If you suspect you may be living with bipolar disorder or schizophrenia, talk to a mental health professional to obtain an official diagnosis. Both bipolar disorder and schizophrenia can be treated and managed with the support of a professional. By speaking to a professional, you can examine recurring symptoms and develop an official treatment plan. 

If you struggle to leave home due to your symptoms, you can also try an online therapy platform like BetterHelp. Because you'll only need an internet connection and a private place of your choosing to take advantage of it, online therapy can make connecting with a provider who understands your needs simple and stress-free. 

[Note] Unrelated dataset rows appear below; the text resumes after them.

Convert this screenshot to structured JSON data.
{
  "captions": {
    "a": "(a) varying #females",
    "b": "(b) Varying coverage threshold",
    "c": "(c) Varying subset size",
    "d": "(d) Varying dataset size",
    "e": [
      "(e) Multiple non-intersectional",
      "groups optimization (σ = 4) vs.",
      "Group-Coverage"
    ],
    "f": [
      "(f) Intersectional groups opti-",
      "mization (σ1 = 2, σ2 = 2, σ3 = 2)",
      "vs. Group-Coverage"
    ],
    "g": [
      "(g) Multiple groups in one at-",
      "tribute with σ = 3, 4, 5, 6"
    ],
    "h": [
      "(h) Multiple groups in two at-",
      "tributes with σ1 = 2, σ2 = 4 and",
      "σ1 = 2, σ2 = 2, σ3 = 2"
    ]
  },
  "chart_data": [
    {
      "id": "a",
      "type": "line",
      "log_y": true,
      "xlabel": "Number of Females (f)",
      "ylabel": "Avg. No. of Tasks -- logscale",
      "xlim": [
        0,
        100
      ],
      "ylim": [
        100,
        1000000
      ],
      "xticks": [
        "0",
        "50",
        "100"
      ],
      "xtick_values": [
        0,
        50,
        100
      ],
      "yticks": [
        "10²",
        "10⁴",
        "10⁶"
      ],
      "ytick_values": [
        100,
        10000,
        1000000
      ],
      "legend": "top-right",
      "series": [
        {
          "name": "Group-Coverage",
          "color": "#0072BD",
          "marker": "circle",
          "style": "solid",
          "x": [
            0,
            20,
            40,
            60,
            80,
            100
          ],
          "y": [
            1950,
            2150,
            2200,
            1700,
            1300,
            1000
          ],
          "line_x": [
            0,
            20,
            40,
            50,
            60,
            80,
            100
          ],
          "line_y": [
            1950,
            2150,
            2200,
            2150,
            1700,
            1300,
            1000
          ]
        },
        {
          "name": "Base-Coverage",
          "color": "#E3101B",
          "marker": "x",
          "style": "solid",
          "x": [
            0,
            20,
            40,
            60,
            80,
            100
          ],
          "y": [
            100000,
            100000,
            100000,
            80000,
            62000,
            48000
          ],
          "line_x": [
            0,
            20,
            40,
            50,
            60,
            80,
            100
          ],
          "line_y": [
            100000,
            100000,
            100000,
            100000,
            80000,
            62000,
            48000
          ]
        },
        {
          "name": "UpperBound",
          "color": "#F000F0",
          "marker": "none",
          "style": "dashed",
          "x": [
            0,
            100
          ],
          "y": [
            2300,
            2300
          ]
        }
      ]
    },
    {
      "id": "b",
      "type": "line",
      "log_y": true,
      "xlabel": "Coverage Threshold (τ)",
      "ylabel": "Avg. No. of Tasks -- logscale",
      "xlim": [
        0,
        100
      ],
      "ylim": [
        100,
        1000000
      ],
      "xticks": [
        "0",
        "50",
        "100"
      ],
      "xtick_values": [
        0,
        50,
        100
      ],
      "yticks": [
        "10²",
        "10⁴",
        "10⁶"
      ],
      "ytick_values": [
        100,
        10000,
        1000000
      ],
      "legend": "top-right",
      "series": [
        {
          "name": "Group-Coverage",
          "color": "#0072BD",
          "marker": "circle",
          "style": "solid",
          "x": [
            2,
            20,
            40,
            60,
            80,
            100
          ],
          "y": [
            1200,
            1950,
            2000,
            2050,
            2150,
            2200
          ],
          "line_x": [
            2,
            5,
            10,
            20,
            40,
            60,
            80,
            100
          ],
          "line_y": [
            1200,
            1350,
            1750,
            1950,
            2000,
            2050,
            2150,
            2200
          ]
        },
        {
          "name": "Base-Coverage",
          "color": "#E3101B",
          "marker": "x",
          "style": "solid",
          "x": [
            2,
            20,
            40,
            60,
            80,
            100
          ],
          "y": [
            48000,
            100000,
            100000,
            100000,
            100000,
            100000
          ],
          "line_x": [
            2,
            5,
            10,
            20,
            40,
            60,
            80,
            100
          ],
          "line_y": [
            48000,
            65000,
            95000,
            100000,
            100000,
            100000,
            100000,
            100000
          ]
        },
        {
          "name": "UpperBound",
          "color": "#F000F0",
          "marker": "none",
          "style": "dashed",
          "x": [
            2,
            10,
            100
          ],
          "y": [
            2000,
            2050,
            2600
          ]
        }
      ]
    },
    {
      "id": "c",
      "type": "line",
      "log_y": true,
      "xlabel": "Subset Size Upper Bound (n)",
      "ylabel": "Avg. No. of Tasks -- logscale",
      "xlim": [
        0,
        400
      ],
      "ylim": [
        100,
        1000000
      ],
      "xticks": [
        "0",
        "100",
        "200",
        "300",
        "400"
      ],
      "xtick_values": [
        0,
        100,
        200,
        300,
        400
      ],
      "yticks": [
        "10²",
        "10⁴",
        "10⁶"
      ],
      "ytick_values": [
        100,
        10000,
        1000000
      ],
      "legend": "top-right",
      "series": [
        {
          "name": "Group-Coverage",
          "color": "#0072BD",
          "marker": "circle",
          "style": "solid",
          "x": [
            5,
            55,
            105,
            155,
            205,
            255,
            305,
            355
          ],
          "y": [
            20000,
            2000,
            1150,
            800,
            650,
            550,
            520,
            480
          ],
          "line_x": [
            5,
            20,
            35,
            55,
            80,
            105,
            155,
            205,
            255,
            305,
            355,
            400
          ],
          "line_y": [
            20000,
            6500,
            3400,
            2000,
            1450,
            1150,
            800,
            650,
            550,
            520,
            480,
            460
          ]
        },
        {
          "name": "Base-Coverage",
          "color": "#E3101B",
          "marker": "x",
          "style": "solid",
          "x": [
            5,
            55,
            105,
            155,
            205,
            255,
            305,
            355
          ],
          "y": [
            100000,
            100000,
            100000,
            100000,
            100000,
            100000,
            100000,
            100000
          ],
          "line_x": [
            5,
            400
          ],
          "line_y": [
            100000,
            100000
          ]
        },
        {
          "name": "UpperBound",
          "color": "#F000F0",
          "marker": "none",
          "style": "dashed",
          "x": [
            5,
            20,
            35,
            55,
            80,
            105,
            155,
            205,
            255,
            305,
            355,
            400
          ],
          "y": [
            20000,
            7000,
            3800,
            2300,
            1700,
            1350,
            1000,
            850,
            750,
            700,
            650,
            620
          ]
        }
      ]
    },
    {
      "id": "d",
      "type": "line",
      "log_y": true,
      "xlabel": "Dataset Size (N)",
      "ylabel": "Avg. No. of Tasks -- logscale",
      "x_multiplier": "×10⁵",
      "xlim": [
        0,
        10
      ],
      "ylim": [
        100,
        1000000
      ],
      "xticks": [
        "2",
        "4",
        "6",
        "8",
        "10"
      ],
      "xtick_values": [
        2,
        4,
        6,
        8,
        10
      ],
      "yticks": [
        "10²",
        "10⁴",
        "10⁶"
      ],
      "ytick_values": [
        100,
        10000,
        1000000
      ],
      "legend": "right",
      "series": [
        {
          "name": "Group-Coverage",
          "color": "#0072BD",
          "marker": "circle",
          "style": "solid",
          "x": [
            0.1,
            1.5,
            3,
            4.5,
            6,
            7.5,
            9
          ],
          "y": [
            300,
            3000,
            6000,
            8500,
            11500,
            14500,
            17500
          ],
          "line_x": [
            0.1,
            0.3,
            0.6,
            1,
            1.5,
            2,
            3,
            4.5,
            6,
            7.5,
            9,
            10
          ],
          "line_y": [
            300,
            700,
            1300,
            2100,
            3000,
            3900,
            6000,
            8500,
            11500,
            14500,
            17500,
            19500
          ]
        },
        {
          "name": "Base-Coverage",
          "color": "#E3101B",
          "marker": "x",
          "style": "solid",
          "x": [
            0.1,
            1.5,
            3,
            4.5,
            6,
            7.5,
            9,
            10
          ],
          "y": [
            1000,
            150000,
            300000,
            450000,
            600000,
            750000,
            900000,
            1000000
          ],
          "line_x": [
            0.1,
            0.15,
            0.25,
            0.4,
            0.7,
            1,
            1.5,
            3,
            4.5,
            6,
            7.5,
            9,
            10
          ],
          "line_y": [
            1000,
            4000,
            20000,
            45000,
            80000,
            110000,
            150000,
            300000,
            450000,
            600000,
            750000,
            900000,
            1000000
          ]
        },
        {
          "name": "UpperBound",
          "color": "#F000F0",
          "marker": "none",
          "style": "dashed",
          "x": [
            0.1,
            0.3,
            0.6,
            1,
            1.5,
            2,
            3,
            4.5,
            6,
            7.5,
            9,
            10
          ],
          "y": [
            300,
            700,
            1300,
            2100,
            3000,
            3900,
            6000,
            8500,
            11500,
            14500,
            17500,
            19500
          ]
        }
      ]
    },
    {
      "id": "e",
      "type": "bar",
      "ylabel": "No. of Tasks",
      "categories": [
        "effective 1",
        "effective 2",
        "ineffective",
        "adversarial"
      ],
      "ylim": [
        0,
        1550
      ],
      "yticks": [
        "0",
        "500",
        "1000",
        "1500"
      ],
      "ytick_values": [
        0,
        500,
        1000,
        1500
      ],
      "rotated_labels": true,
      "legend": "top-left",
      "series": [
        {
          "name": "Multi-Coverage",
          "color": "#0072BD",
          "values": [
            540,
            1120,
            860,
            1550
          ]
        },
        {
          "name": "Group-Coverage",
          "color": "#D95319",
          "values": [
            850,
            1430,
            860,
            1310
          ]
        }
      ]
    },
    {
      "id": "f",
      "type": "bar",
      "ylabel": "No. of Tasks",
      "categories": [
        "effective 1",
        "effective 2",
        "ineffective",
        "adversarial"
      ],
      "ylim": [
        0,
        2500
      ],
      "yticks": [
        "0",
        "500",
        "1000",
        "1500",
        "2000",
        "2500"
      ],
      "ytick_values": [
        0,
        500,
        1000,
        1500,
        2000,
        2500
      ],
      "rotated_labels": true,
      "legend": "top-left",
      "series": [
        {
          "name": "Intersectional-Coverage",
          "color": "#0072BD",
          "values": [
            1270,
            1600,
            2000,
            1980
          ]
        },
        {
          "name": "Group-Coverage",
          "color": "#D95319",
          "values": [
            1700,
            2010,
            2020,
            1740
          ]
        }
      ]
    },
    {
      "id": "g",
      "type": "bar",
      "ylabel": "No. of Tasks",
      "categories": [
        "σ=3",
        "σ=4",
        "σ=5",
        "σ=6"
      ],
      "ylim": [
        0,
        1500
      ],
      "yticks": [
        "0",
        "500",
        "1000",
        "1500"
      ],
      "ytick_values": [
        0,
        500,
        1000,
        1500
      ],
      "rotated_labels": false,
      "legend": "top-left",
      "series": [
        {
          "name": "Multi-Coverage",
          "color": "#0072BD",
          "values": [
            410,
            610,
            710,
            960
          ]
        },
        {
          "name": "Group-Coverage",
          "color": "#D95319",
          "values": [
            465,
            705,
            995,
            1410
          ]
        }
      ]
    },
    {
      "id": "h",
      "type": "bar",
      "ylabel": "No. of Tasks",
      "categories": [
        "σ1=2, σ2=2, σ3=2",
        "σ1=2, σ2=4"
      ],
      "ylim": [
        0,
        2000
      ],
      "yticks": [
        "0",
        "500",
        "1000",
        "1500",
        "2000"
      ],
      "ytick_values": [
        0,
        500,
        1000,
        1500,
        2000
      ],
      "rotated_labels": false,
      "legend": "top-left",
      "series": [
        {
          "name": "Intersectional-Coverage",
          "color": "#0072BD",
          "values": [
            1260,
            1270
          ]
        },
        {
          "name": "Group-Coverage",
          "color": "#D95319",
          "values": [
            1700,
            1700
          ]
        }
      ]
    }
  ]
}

Regardless of which diagnosis best fits your symptoms, online therapy may be an effective way to learn how to manage your challenges. A recent study examined the benefits of mobile assessment and treatment strategies for managing schizophrenia and found that online intervention methods could be effective options for lessening symptoms, promoting positive attitudes, and improving quality of life. 


Bipolar disorder and schizophrenia can lead to similar symptoms and experiences, but they are separate mental illnesses that require different treatment approaches. Consulting with a professional to obtain a diagnosis and develop a plan of action can be a valuable first step if you believe you may be living with a mental illness. You're not alone, and support is available.